In becoming the first NFC team to win three consecutive road playoff games and the first NFL team ever to win 10 straight road games in a season, the Giants made it tougher on themselves Sunday night than even a minus-23 degree wind chill at game time could do.
But Webster picked off Favre at the Green Bay 43 and returned it to the 34 on the second play of OT. After Ahmad Bradshaw picked up five yards on two carries and Steve Smith had a quick pass crunch off his fingertips — one of a half-dozen drops in the frigid air — Tynes kicked his third field goal to end it.
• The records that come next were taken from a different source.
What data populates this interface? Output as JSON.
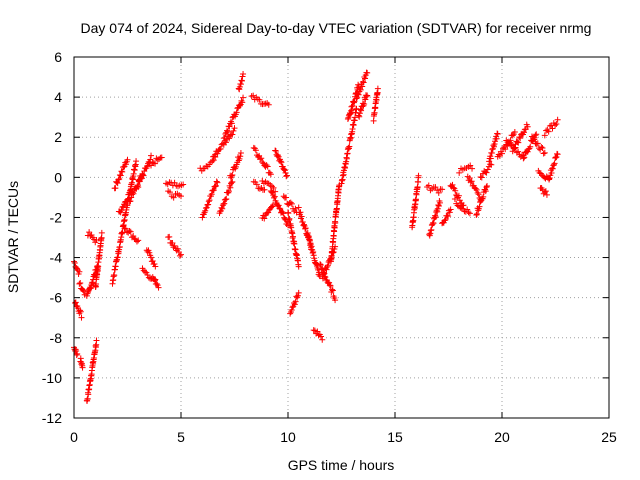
{
  "chart_data": {
    "type": "scatter",
    "title": "Day 074 of 2024, Sidereal Day-to-day VTEC variation (SDTVAR) for receiver nrmg",
    "xlabel": "GPS time / hours",
    "ylabel": "SDTVAR / TECUs",
    "xlim": [
      0,
      25
    ],
    "ylim": [
      -12,
      6
    ],
    "xticks": [
      0,
      5,
      10,
      15,
      20,
      25
    ],
    "yticks": [
      -12,
      -10,
      -8,
      -6,
      -4,
      -2,
      0,
      2,
      4,
      6
    ],
    "xtick_labels": [
      "0",
      "5",
      "10",
      "15",
      "20",
      "25"
    ],
    "ytick_labels": [
      "-12",
      "-10",
      "-8",
      "-6",
      "-4",
      "-2",
      "0",
      "2",
      "4",
      "6"
    ],
    "grid": true,
    "marker": "+",
    "color": "#ff0000",
    "tracks": [
      {
        "x0": 0.0,
        "x1": 0.25,
        "y0": -4.2,
        "y1": -4.8
      },
      {
        "x0": 0.0,
        "x1": 0.15,
        "y0": -8.5,
        "y1": -8.8
      },
      {
        "x0": 0.05,
        "x1": 0.35,
        "y0": -6.2,
        "y1": -6.9
      },
      {
        "x0": 0.25,
        "x1": 0.5,
        "y0": -5.3,
        "y1": -5.8
      },
      {
        "x0": 0.3,
        "x1": 0.4,
        "y0": -9.1,
        "y1": -9.4
      },
      {
        "x0": 0.6,
        "x1": 1.05,
        "y0": -11.2,
        "y1": -8.2
      },
      {
        "x0": 0.6,
        "x1": 1.1,
        "y0": -6.0,
        "y1": -4.4
      },
      {
        "x0": 0.65,
        "x1": 1.05,
        "y0": -2.8,
        "y1": -3.2
      },
      {
        "x0": 1.0,
        "x1": 1.3,
        "y0": -5.5,
        "y1": -2.8
      },
      {
        "x0": 1.8,
        "x1": 2.9,
        "y0": -5.2,
        "y1": 0.8
      },
      {
        "x0": 1.9,
        "x1": 2.5,
        "y0": -0.5,
        "y1": 0.9
      },
      {
        "x0": 2.1,
        "x1": 2.7,
        "y0": -1.8,
        "y1": -0.6
      },
      {
        "x0": 2.3,
        "x1": 3.0,
        "y0": -2.4,
        "y1": -3.2
      },
      {
        "x0": 2.6,
        "x1": 3.2,
        "y0": -1.2,
        "y1": 0.2
      },
      {
        "x0": 3.0,
        "x1": 3.6,
        "y0": -0.4,
        "y1": 1.0
      },
      {
        "x0": 3.2,
        "x1": 3.8,
        "y0": -4.6,
        "y1": -5.2
      },
      {
        "x0": 3.6,
        "x1": 4.1,
        "y0": 0.6,
        "y1": 1.1
      },
      {
        "x0": 3.4,
        "x1": 3.8,
        "y0": -3.6,
        "y1": -4.4
      },
      {
        "x0": 3.7,
        "x1": 3.95,
        "y0": -5.0,
        "y1": -5.5
      },
      {
        "x0": 4.3,
        "x1": 5.1,
        "y0": -0.2,
        "y1": -0.4
      },
      {
        "x0": 4.4,
        "x1": 5.0,
        "y0": -0.8,
        "y1": -1.0
      },
      {
        "x0": 4.4,
        "x1": 5.0,
        "y0": -3.0,
        "y1": -3.9
      },
      {
        "x0": 5.9,
        "x1": 6.6,
        "y0": 0.4,
        "y1": 0.9
      },
      {
        "x0": 6.0,
        "x1": 6.7,
        "y0": -1.9,
        "y1": -0.2
      },
      {
        "x0": 6.5,
        "x1": 7.5,
        "y0": 1.0,
        "y1": 2.4
      },
      {
        "x0": 7.0,
        "x1": 7.9,
        "y0": 2.0,
        "y1": 3.9
      },
      {
        "x0": 6.8,
        "x1": 7.4,
        "y0": -1.8,
        "y1": -0.2
      },
      {
        "x0": 7.3,
        "x1": 7.8,
        "y0": 0.0,
        "y1": 1.2
      },
      {
        "x0": 7.7,
        "x1": 7.9,
        "y0": 4.4,
        "y1": 5.1
      },
      {
        "x0": 8.3,
        "x1": 9.1,
        "y0": 4.0,
        "y1": 3.6
      },
      {
        "x0": 8.4,
        "x1": 9.2,
        "y0": 1.4,
        "y1": 0.2
      },
      {
        "x0": 8.4,
        "x1": 8.9,
        "y0": -0.3,
        "y1": -0.7
      },
      {
        "x0": 8.8,
        "x1": 9.4,
        "y0": -0.2,
        "y1": -0.6
      },
      {
        "x0": 8.8,
        "x1": 9.3,
        "y0": -2.1,
        "y1": -1.3
      },
      {
        "x0": 9.2,
        "x1": 10.0,
        "y0": -0.6,
        "y1": -2.4
      },
      {
        "x0": 9.4,
        "x1": 9.95,
        "y0": 1.4,
        "y1": 0.0
      },
      {
        "x0": 9.8,
        "x1": 10.4,
        "y0": -1.0,
        "y1": -1.7
      },
      {
        "x0": 10.0,
        "x1": 10.5,
        "y0": -1.8,
        "y1": -4.4
      },
      {
        "x0": 10.1,
        "x1": 10.5,
        "y0": -6.7,
        "y1": -5.8
      },
      {
        "x0": 10.5,
        "x1": 11.1,
        "y0": -1.6,
        "y1": -3.5
      },
      {
        "x0": 10.9,
        "x1": 11.5,
        "y0": -2.8,
        "y1": -5.0
      },
      {
        "x0": 11.2,
        "x1": 11.6,
        "y0": -7.6,
        "y1": -8.0
      },
      {
        "x0": 11.5,
        "x1": 12.2,
        "y0": -4.4,
        "y1": -6.0
      },
      {
        "x0": 11.6,
        "x1": 12.2,
        "y0": -5.0,
        "y1": -3.5
      },
      {
        "x0": 12.0,
        "x1": 12.4,
        "y0": -4.2,
        "y1": -0.3
      },
      {
        "x0": 12.5,
        "x1": 13.2,
        "y0": -0.3,
        "y1": 3.4
      },
      {
        "x0": 12.8,
        "x1": 13.3,
        "y0": 2.8,
        "y1": 4.6
      },
      {
        "x0": 13.2,
        "x1": 13.7,
        "y0": 4.0,
        "y1": 5.2
      },
      {
        "x0": 13.3,
        "x1": 13.7,
        "y0": 3.0,
        "y1": 4.2
      },
      {
        "x0": 14.0,
        "x1": 14.2,
        "y0": 2.9,
        "y1": 4.4
      },
      {
        "x0": 15.8,
        "x1": 16.1,
        "y0": -2.5,
        "y1": 0.0
      },
      {
        "x0": 16.5,
        "x1": 17.2,
        "y0": -0.5,
        "y1": -0.7
      },
      {
        "x0": 16.6,
        "x1": 17.1,
        "y0": -2.9,
        "y1": -1.2
      },
      {
        "x0": 17.2,
        "x1": 17.6,
        "y0": -2.4,
        "y1": -1.6
      },
      {
        "x0": 17.6,
        "x1": 18.2,
        "y0": -0.3,
        "y1": -1.4
      },
      {
        "x0": 17.8,
        "x1": 18.5,
        "y0": -1.2,
        "y1": -1.8
      },
      {
        "x0": 18.0,
        "x1": 18.6,
        "y0": 0.3,
        "y1": 0.5
      },
      {
        "x0": 18.4,
        "x1": 19.0,
        "y0": 0.0,
        "y1": -1.0
      },
      {
        "x0": 18.8,
        "x1": 19.3,
        "y0": -1.8,
        "y1": -0.4
      },
      {
        "x0": 19.0,
        "x1": 19.5,
        "y0": 0.0,
        "y1": 0.6
      },
      {
        "x0": 19.4,
        "x1": 19.8,
        "y0": 0.8,
        "y1": 2.2
      },
      {
        "x0": 19.8,
        "x1": 20.6,
        "y0": 1.0,
        "y1": 2.2
      },
      {
        "x0": 20.2,
        "x1": 21.0,
        "y0": 1.8,
        "y1": 1.0
      },
      {
        "x0": 20.5,
        "x1": 21.2,
        "y0": 1.4,
        "y1": 2.6
      },
      {
        "x0": 21.0,
        "x1": 21.6,
        "y0": 1.0,
        "y1": 2.2
      },
      {
        "x0": 21.4,
        "x1": 22.0,
        "y0": 2.0,
        "y1": 1.2
      },
      {
        "x0": 21.7,
        "x1": 22.2,
        "y0": 0.4,
        "y1": -0.2
      },
      {
        "x0": 21.8,
        "x1": 22.1,
        "y0": -0.6,
        "y1": -0.8
      },
      {
        "x0": 22.0,
        "x1": 22.6,
        "y0": 2.2,
        "y1": 2.8
      },
      {
        "x0": 22.2,
        "x1": 22.6,
        "y0": 0.0,
        "y1": 1.2
      }
    ]
  }
}
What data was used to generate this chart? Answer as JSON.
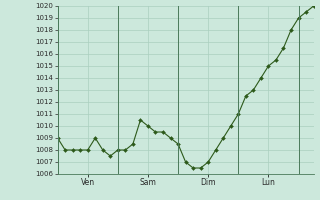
{
  "y_values": [
    1009,
    1008,
    1008,
    1008,
    1008,
    1009,
    1008,
    1007.5,
    1008,
    1008,
    1008.5,
    1010.5,
    1010,
    1009.5,
    1009.5,
    1009,
    1008.5,
    1007,
    1006.5,
    1006.5,
    1007,
    1008,
    1009,
    1010,
    1011,
    1012.5,
    1013,
    1014,
    1015,
    1015.5,
    1016.5,
    1018,
    1019,
    1019.5,
    1020
  ],
  "x_tick_positions": [
    4,
    12,
    20,
    28
  ],
  "x_tick_labels": [
    "Ven",
    "Sam",
    "Dim",
    "Lun"
  ],
  "y_min": 1006,
  "y_max": 1020,
  "line_color": "#2d5a1b",
  "marker_color": "#2d5a1b",
  "bg_color": "#cce8dc",
  "grid_color": "#aacfbf",
  "vline_color": "#4a7a5a",
  "vline_positions": [
    0,
    8,
    16,
    24,
    32
  ],
  "n_points": 35
}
With the Packers at the Giants’ 31, Favre also was picked off by R.W. McQuarters at the 8 on the second play of the fourth quarter but got a break when McQuarters fumbled on the interception return and Packers tackle Mark Tauscher recovered at the 19, setting up the Green Bay field goal that tied it at 20-20.
In between the two picks, Favre was not the greatest quarterback who ever lived. He was just another big name who was silenced by the indefatigable Giants defense, going 3-for-7 for 12 yards. There was no Lambeau magic for the 38-year-old who could do no wrong before his faithful this season.
Webster, who was dropped from the starting lineup and then the active roster for a week at midseason, had his second interception of the playoffs and a good turnaround within Sunday night’s game. He picked off Favre by stepping in front of Donald Driver, who much earlier had thrown Webster to the side during a jam off the line, caught Favre’s pass and streaked down the field for a 90-yard touchdown 3:42 into the second quarter, a play that gave the Packers a 7-6 lead.
“I just slipped, and I was really upset with that,” Webster said. “I just wanted to come back and somehow, some way, make a play to help us out.”
The Giants ran 81 offensive plays to the Packers’ 49 and held the ball for 40:01 to Green Bay’s 22:34. Brandon Jacobs and Bradshaw totaled 130 rushing yards. Each had a short rushing touchdown in the third quarter, when the Giants traded blows and the occasional horribly timed penalty with the Packers. There were mistakes on both sides, crushing flags on third downs to prolong drives or calls to set each team back.
But those were forgotten early in overtime. Tynes, whose badly hooked miss at the end of regulation came more from rookie Jay Alford’s high snap than a terribly placed kick, had another shot.
“I joked that we just needed to move the ball back for him,” Coughlin said. Several Giants went straight to Alford, the rookie who played very well at tackle Sunday night, and Tynes to say they were going to get another crack at the win.
“I said to myself (after the last-second miss in regulation), ‘If everything had been perfect, I would have been upset with myself,’ ” said Tynes, who hadn’t had even one kick to tie or win a game in the fourth quarter this season. “I knew I could do better, that we could do better.”
The snap was perfect and the kick was too, as it started toward the right and hooked well inside the right upright. Any Giant’s frosty fingers or toes became warm; any dissipated energy returned for one more celebration.
“It’s pretty crazy,” Kawika Mitchell said. “To think we started this season getting beat bad by the Cowboys, then we beat them a week ago. We got beat even worse by the Packers, and we come here and beat them. It’s unbelievable.”
Mitchell forgot one thing: This run could be said to have begun in the season finale, when the Giants took the 15-0 Patriots to the last seconds in a 38-35 loss.
“I think we know what it takes to beat them,” Manning said in the jubilant locker room.
One more chance at redemption to go.